What the expansion entails is that employees, regardless of their age and how many years they have been employed by the employer, will be regarded as qualifying employees during this four-month period. Practically, if an employee has never been a qualifying employee because of their age or the employer has exhausted the ETI claims in respect of a qualifying employee then the employer can claim R500 in respect of these employees for a period of four months from 1 April 2020. Where the employer was already claiming the ETI in respect of an employee whether in the first or second year of employment, the employer can claim an additional R500. This means that a maximum ETI claimable in the first year of employment will be R1,500 and in the second year of employment, the maximum ETI claimable will be R1,000, during this four-month period.

It has also been proposed that as opposed to the employer receiving the ETI reimbursements twice a year, the reimbursement payments will be accelerated, and the employer will receive a monthly reimbursement. In order to give effect to this the, Draft Tax Relief Bill proposes that section 10 of the ETI Act be amended to allow the employer to claim an ETI reimbursement every month. This amendment is deemed to have come into operation on 1 March 2020 and applies in respect of renumeration paid on or before 31 July 2020.

This expansion will only apply to employers that were registered with SARS as at 1 March 2020 and will be deemed to have come into operation on 1 April 2020.

Proposal regarding COVID-19 disaster relief funds and deductible donations

According to the Draft EM, given the different types of funding structures and mechanisms that may be used by private donors to assist with COVID-19 relief measures and to ensure that no tax leakage undermines the intended assistance, Government proposes a streamlined special tax dispensation for funds established to assist with COVID-19 relief measures. The streamlined tax treatment is to ensure amongst other things, transparency and accountability of these different types of funding structures.

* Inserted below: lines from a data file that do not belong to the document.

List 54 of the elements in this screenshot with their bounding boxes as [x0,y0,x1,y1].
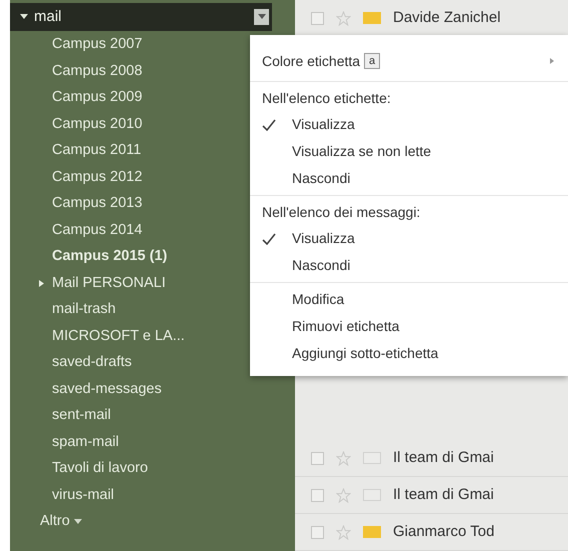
label-link[interactable]: saved-messages [52,378,162,401]
caret-down-icon [20,14,28,20]
caret-down-icon [74,519,82,525]
importance-marker[interactable] [363,526,381,538]
row-checkbox[interactable] [311,452,324,464]
label-link[interactable]: Campus 2015 (1) [52,246,168,268]
label-link[interactable]: Mail PERSONALI [52,272,166,295]
menu-action[interactable]: Aggiungi sotto-etichetta [292,343,438,364]
more-link[interactable]: Altro [40,511,70,533]
star-icon[interactable] [336,10,351,26]
label-link[interactable]: mail-trash [52,299,116,322]
label-link[interactable]: Campus 2009 [52,87,142,110]
star-icon[interactable] [336,488,351,502]
star-icon[interactable] [336,524,351,540]
label-color-item[interactable]: Colore etichetta a [250,44,568,78]
message-sender: Gianmarco Tod [393,522,494,542]
label-header[interactable]: mail [10,3,272,31]
importance-marker[interactable] [363,12,381,24]
label-link[interactable]: Campus 2014 [52,220,142,242]
importance-marker[interactable] [363,489,381,501]
label-link[interactable]: spam-mail [52,432,119,454]
importance-marker[interactable] [363,452,381,464]
menu-section-heading: Nell'elenco dei messaggi: [262,202,420,222]
label-link[interactable]: Campus 2012 [52,166,142,189]
row-checkbox[interactable] [311,12,324,24]
menu-action[interactable]: Modifica [292,289,344,310]
menu-option[interactable]: Nascondi [292,255,350,276]
label-link[interactable]: virus-mail [52,484,114,507]
menu-section-heading: Nell'elenco etichette: [262,88,391,108]
label-link[interactable]: Campus 2011 [52,140,142,162]
label-options-button[interactable] [254,9,269,25]
label-link[interactable]: MICROSOFT e LA... [52,326,185,348]
row-checkbox[interactable] [311,488,324,502]
star-icon[interactable] [336,450,351,466]
row-checkbox[interactable] [311,526,324,538]
label-link[interactable]: sent-mail [52,405,111,428]
expand-arrow-icon[interactable] [39,280,44,288]
message-sender: Il team di Gmai [393,484,494,505]
label-link[interactable]: saved-drafts [52,352,132,374]
label-link[interactable]: Campus 2013 [52,193,142,216]
label-link[interactable]: Tavoli di lavoro [52,458,148,480]
label-link[interactable]: Campus 2007 [52,34,142,56]
label-link[interactable]: Campus 2008 [52,60,142,83]
menu-action[interactable]: Rimuovi etichetta [292,316,400,337]
caret-down-icon [258,14,266,20]
menu-option[interactable]: Visualizza se non lette [292,141,432,162]
menu-option[interactable]: Visualizza [292,228,355,249]
message-sender: Davide Zanichel [393,8,501,28]
label-link[interactable]: Campus 2010 [52,114,142,136]
submenu-arrow-icon [550,58,554,64]
menu-option[interactable]: Visualizza [292,114,355,135]
message-sender: Il team di Gmai [393,448,494,468]
menu-option[interactable]: Nascondi [292,168,350,189]
label-name: mail [34,6,63,27]
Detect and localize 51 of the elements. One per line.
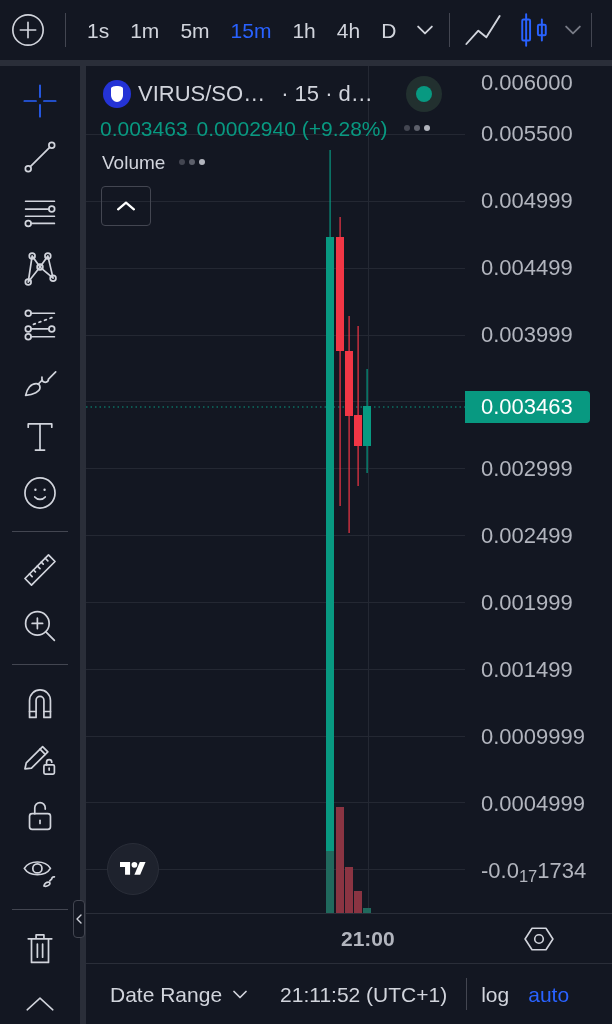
volume-bar bbox=[326, 851, 334, 913]
collapse-button[interactable] bbox=[101, 186, 151, 226]
logo-icon[interactable] bbox=[107, 843, 159, 895]
price-label: 0.002999 bbox=[481, 457, 573, 480]
token-logo-icon bbox=[103, 80, 131, 108]
symbol-name[interactable]: VIRUS/SO… bbox=[138, 83, 266, 105]
scale-option[interactable]: auto bbox=[528, 983, 570, 1005]
price-label: 0.006000 bbox=[481, 72, 573, 94]
collapse-handle[interactable] bbox=[73, 900, 85, 938]
price-label: 0.0004999 bbox=[481, 792, 585, 815]
interval-option[interactable]: D bbox=[381, 19, 397, 41]
price-label: 0.0009999 bbox=[481, 725, 585, 748]
price-label: 0.004999 bbox=[481, 189, 573, 212]
interval-option[interactable]: 1s bbox=[87, 19, 110, 41]
price-label: 0.003999 bbox=[481, 323, 573, 346]
dotted-lines-icon[interactable] bbox=[23, 308, 57, 342]
price-label: 0.001999 bbox=[481, 591, 573, 614]
indicator-name[interactable]: Volume bbox=[102, 152, 166, 172]
price-label: -0.0$_{17}$1734 bbox=[481, 859, 587, 882]
crosshair-icon[interactable] bbox=[23, 84, 57, 118]
date-range-button[interactable]: Date Range bbox=[110, 983, 248, 1005]
smiley-icon[interactable] bbox=[23, 476, 57, 510]
price-change: 0.0002940 (+9.28%) bbox=[196, 117, 388, 139]
current-price-label: 0.003463 bbox=[465, 391, 590, 423]
chevron-left-icon[interactable] bbox=[76, 914, 82, 924]
interval-option[interactable]: 1m bbox=[130, 19, 160, 41]
candlestick-icon[interactable] bbox=[519, 13, 550, 47]
line-chart-icon[interactable] bbox=[465, 14, 502, 46]
price-label: 0.001499 bbox=[481, 658, 573, 681]
time-axis-label: 21:00 bbox=[341, 928, 395, 949]
last-price: 0.003463 bbox=[100, 117, 188, 139]
chevron-up-icon[interactable] bbox=[24, 997, 56, 1011]
more-dots-icon[interactable] bbox=[403, 125, 430, 131]
price-label: 0.005500 bbox=[481, 122, 573, 145]
line-segment-icon[interactable] bbox=[23, 140, 57, 174]
timezone-clock[interactable]: 21:11:52 (UTC+1) bbox=[280, 983, 448, 1005]
interval-option[interactable]: 5m bbox=[180, 19, 210, 41]
zigzag-points-icon[interactable] bbox=[23, 252, 57, 286]
chevron-up-icon[interactable] bbox=[117, 201, 135, 211]
interval-option[interactable]: 1h bbox=[292, 19, 316, 41]
zoom-in-icon[interactable] bbox=[23, 609, 57, 643]
interval-option[interactable]: 15m bbox=[230, 19, 272, 41]
symbol-details: · 15 · d… bbox=[281, 83, 373, 105]
price-label: 0.004499 bbox=[481, 256, 573, 279]
price-label: 0.002499 bbox=[481, 524, 573, 547]
more-dots-icon[interactable] bbox=[179, 159, 206, 165]
interval-option[interactable]: 4h bbox=[336, 19, 361, 41]
ruler-icon[interactable] bbox=[23, 553, 57, 587]
scale-option[interactable]: log bbox=[481, 983, 510, 1005]
add-icon[interactable] bbox=[12, 14, 44, 46]
settings-icon[interactable] bbox=[523, 925, 554, 952]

In light of this, it is proposed that the streamlined special tax treatment for funds established to assist with COVID-19 relief measures should be similar to the current special tax dispensation applicable to PBOs (public benefit organisations) that provide disaster relief as envisaged in sections 10(1)(cN) and 30 of the Act read together with Part I and Part II of the Ninth Schedule to the Act. Pursuant to this, the Draft EM states that it is proposed that, amongst other things, the following apply from 1 April 2020 to 31 July 2020:

  • COVID-19 disaster relief funds will on application and approval by the Commissioner for SARS, be deemed to be PBOs as contemplated in sections 10(1)(cN) and 30 of the Act, and subject to the same criteria prescribed to all PBOs in terms of those sections;
  • Receipts and accruals of such funds will be exempt from income tax and donations made to such funds will be exempt from donations tax; and
  • During the limited period of four months, donations made to a COVID-19 disaster relief fund will qualify for tax deduction in the hands of the donor, subject to the limitation provided in section 18A of the Act.